Notre municipalité vient d'innover en priant ses administrés de bien vouloir lui signaler les lampadaires électriques dont les ampoules ne fonctionnent pas. Puissent nos concitoyens ne pas rester sourds à cet appel.

A une époque où la self-discipline connait la vogue des méthodes nouvelles, cette municipale innovation paraît excellente et ne saurait être critiquée tant qu'il n'est ,pas question de faire remplacer par les contribuables eux mémes les ampoules détériorées. Ainsi est consacrée officiellement la légitimité de l'action de certains autochtones qui, quoique non pourvus d'un mandat électif, s'intéressent néanmoins à la chose publique. Peut-être même recevra le titre de conseiller municipal « honoris causa » celui qui aura signalé à la municipalité le plus grand nombre d'ampoules détraquées.
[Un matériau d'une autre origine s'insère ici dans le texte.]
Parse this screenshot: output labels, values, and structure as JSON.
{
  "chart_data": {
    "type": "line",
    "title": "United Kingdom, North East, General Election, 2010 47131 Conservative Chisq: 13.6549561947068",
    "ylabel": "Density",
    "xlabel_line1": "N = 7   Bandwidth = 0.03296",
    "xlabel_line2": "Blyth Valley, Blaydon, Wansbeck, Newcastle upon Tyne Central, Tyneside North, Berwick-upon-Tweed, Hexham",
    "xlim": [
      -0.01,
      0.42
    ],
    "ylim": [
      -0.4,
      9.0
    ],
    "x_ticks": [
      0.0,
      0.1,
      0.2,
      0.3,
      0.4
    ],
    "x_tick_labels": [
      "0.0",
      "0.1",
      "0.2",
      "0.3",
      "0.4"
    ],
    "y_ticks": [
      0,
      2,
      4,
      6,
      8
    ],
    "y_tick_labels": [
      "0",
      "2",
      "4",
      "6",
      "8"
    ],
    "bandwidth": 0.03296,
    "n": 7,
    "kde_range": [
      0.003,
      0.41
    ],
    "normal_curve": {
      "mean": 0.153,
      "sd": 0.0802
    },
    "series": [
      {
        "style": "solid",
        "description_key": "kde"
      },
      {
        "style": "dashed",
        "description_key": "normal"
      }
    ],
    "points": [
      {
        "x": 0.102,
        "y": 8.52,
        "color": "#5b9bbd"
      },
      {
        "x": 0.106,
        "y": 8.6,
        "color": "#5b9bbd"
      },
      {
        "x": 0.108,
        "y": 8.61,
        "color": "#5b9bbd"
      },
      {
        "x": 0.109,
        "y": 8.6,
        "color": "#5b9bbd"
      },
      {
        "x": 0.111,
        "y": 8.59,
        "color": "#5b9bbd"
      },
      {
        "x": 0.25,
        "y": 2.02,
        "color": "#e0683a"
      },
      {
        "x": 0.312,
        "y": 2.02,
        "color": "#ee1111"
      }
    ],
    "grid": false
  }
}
Les choses défectueuses sont ici-bas si nombreuses qu'il est loisible parfois de ne les pas remarquer, aussi est-il souvent utile de les dénoncer.

Hier encore, promenades de la Résistance, deux pancartes fixées sur deux troncs centenaires stipulaient, noir sur blanc: « Circulation interdite aux voitures, brouettes, bestiaux et vélocipèdes ». Règlement de police du 18 juin 1849. Arrêté municipal du 22 juin 1896.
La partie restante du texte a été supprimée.